Spoiler: im gonna kms



genuinely i have been so broken up over kaede's death. like oh my god?? she DIDN'T DESERVE THIS???? i honestly love her so much and i really am so upset about it. i dont know why they had to do that to her, honestly that was such a big plot twist but such an UPSETTING PLOT TWIST


----------



## Capella (Jan 12, 2017)

Hopeless Opus said:


> Spoiler: im gonna kms
> 
> 
> 
> genuinely i have been so broken up over kaede's death. like oh my god?? she DIDN'T DESERVE THIS???? i honestly love her so much and i really am so upset about it. i dont know why they had to do that to her, honestly that was such a big plot twist but such an UPSETTING PLOT TWIST





Spoiler



it wasnt even a good plot twist though ?? like yeah kill off the first female protaginist to be replaced by.. a naegi clone. idk she was just so interesting and had a lot of potential but they just kill her off and her death was so brutal god she didnt deserve that


----------



## Kurashiki (Jan 12, 2017)

MMMMM DANGANRONPA, ch. 1 spoilers



Spoiler



i was really excited for kaede!! that official art of her and maki also was so nice ?? im so disappointed w how they handled it, i haven't watched her execution but ??? it's just really disappointing that they killed her off and replaced her with saiihara. tbh i just looked up the rest of the spoilers afterwards bc i wasn't very excited for it anymore, i'll still play the game when it comes out in english though.
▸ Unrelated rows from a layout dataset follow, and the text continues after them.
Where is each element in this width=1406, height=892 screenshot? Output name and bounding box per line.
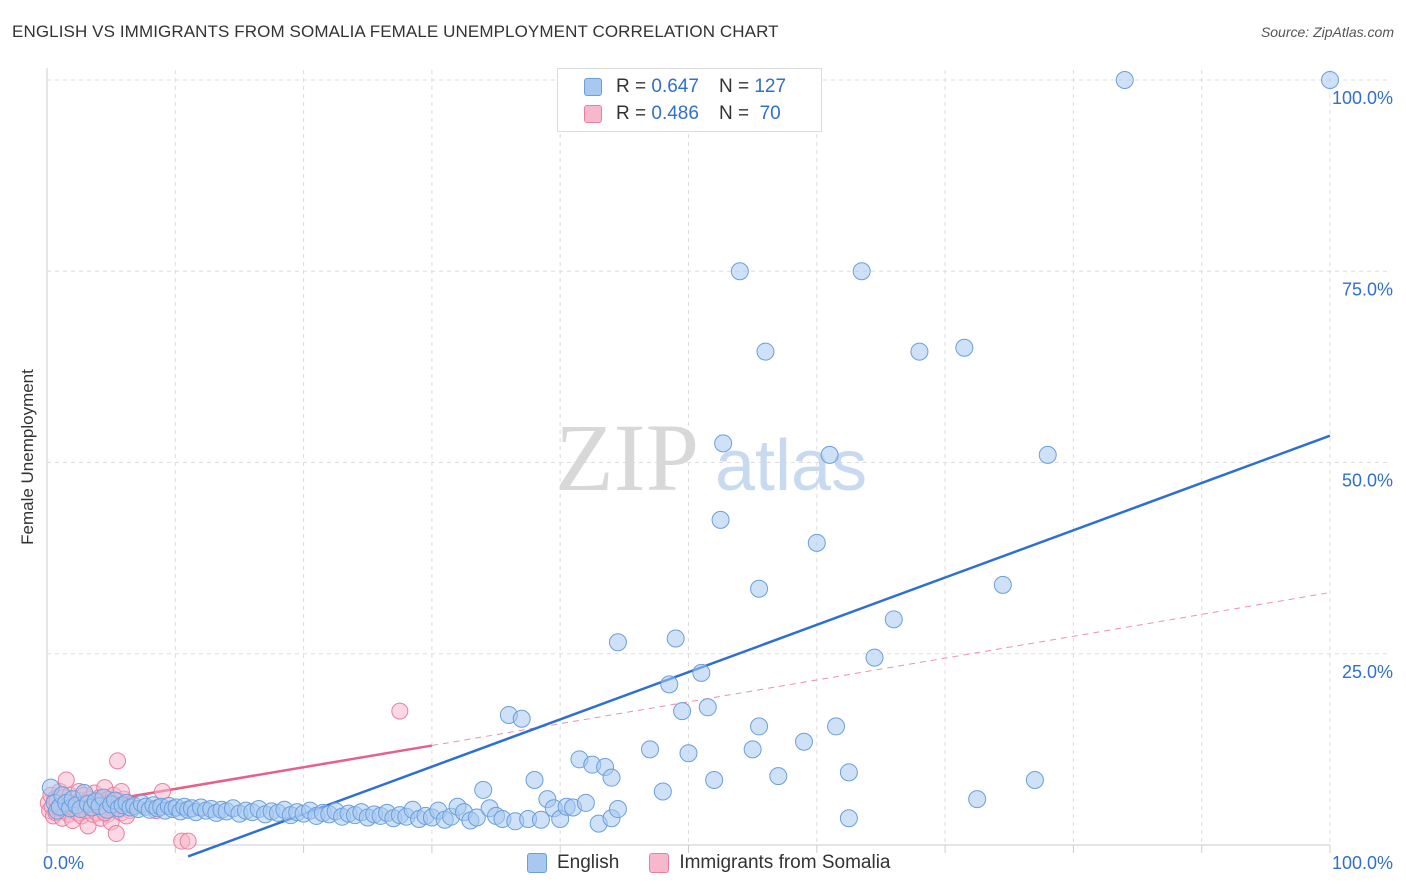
english-point: [820, 445, 839, 464]
grid-lines: [46, 68, 1390, 853]
english-point: [1115, 71, 1134, 89]
english-point: [1321, 71, 1339, 89]
english-point: [531, 810, 550, 829]
somalia-swatch: [649, 853, 670, 873]
somalia-point: [179, 832, 197, 850]
english-point: [794, 732, 813, 751]
english-point: [730, 262, 749, 281]
english-point: [955, 338, 974, 357]
y-tick-label: 25.0%: [1342, 662, 1393, 682]
english-point: [711, 510, 730, 529]
legend-row-english: R = 0.647 N = 127: [584, 73, 786, 101]
legend-n-value: 70: [754, 103, 781, 124]
legend-n-value: 127: [754, 76, 787, 97]
english-point: [512, 709, 531, 728]
somalia-point: [107, 825, 125, 843]
english-trend-line: [187, 434, 1331, 858]
english-point: [839, 763, 858, 782]
legend-r-value: 0.647: [651, 76, 699, 97]
correlation-legend: R = 0.647 N = 127 R = 0.486 N = 70: [557, 68, 822, 132]
legend-item-somalia[interactable]: Immigrants from Somalia: [649, 852, 891, 874]
english-swatch: [527, 853, 547, 873]
english-point: [608, 800, 627, 819]
english-point: [705, 770, 724, 789]
series-legend: English Immigrants from Somalia: [527, 852, 921, 874]
english-point: [525, 770, 544, 789]
legend-r-label: R =: [616, 76, 647, 97]
english-point: [750, 579, 769, 598]
y-tick-label: 50.0%: [1342, 471, 1393, 491]
english-point: [666, 629, 685, 648]
somalia-point: [57, 771, 75, 789]
english-point: [698, 698, 717, 717]
y-axis-label: Female Unemployment: [18, 369, 37, 545]
legend-item-english[interactable]: English: [527, 852, 619, 874]
english-point: [827, 717, 846, 736]
y-tick-label: 100.0%: [1332, 88, 1393, 108]
legend-n-label: N =: [718, 76, 750, 97]
english-point: [1025, 770, 1044, 789]
legend-n-label: N =: [718, 103, 750, 124]
english-point: [673, 702, 692, 721]
watermark-zip: ZIP: [555, 404, 699, 511]
y-tick-label: 75.0%: [1342, 279, 1393, 299]
english-point: [993, 575, 1012, 594]
watermark: ZIP atlas: [555, 404, 867, 511]
english-point: [839, 809, 858, 828]
english-point: [467, 808, 486, 827]
english-point: [743, 740, 762, 759]
somalia-swatch: [584, 105, 602, 123]
english-point: [641, 740, 660, 759]
legend-somalia-label: Immigrants from Somalia: [679, 852, 891, 873]
english-point: [884, 610, 903, 629]
english-point: [692, 663, 711, 682]
english-point: [714, 434, 733, 453]
somalia-trend-extension: [431, 592, 1331, 747]
somalia-point: [109, 752, 127, 770]
english-point: [1038, 445, 1057, 464]
english-point: [602, 768, 621, 787]
english-point: [852, 262, 871, 281]
x-tick-label: 0.0%: [43, 853, 84, 873]
english-point: [474, 780, 493, 799]
legend-row-somalia: R = 0.486 N = 70: [584, 100, 781, 128]
english-point: [576, 793, 595, 812]
legend-english-label: English: [557, 852, 620, 873]
english-point: [807, 533, 826, 552]
watermark-atlas: atlas: [715, 426, 867, 506]
english-point: [968, 790, 987, 809]
legend-r-label: R =: [616, 103, 647, 124]
english-point: [679, 744, 698, 763]
english-point: [865, 648, 884, 667]
english-point: [660, 675, 679, 694]
english-point: [653, 782, 672, 801]
english-points: [41, 71, 1339, 833]
english-point: [750, 717, 769, 736]
somalia-points: [39, 702, 409, 850]
english-point: [769, 767, 788, 786]
english-point: [756, 342, 775, 361]
english-point: [910, 342, 929, 361]
english-point: [608, 633, 627, 652]
english-swatch: [584, 78, 602, 96]
legend-r-value: 0.486: [651, 103, 699, 124]
source-label: Source: ZipAtlas.com: [1260, 24, 1394, 40]
chart-title: ENGLISH VS IMMIGRANTS FROM SOMALIA FEMAL…: [12, 22, 779, 41]
x-tick-label: 100.0%: [1332, 853, 1393, 873]
axis-tick-labels: 100.0% 75.0% 50.0% 25.0% 0.0% 100.0%: [43, 88, 1393, 873]
somalia-point: [391, 702, 409, 720]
 idk i'm hoping some of the other characters will grow on me ??  im interested in maki, angie, rantarou and saihara but i dont have very high expectations, especially since dr3 was kind of awful imo


----------



## Capella (Jan 14, 2017)

Kurashiki said:


> MMMMM DANGANRONPA, ch. 1 spoilers
> 
> 
> 
> ...





Spoiler: spoiler



exactly how i feel lol, makis awesome though trust me  like i get it they mislead us into thinking kaede and rantarou would be important but cmon it would have been a bigger twist with saihara instead of kaede


----------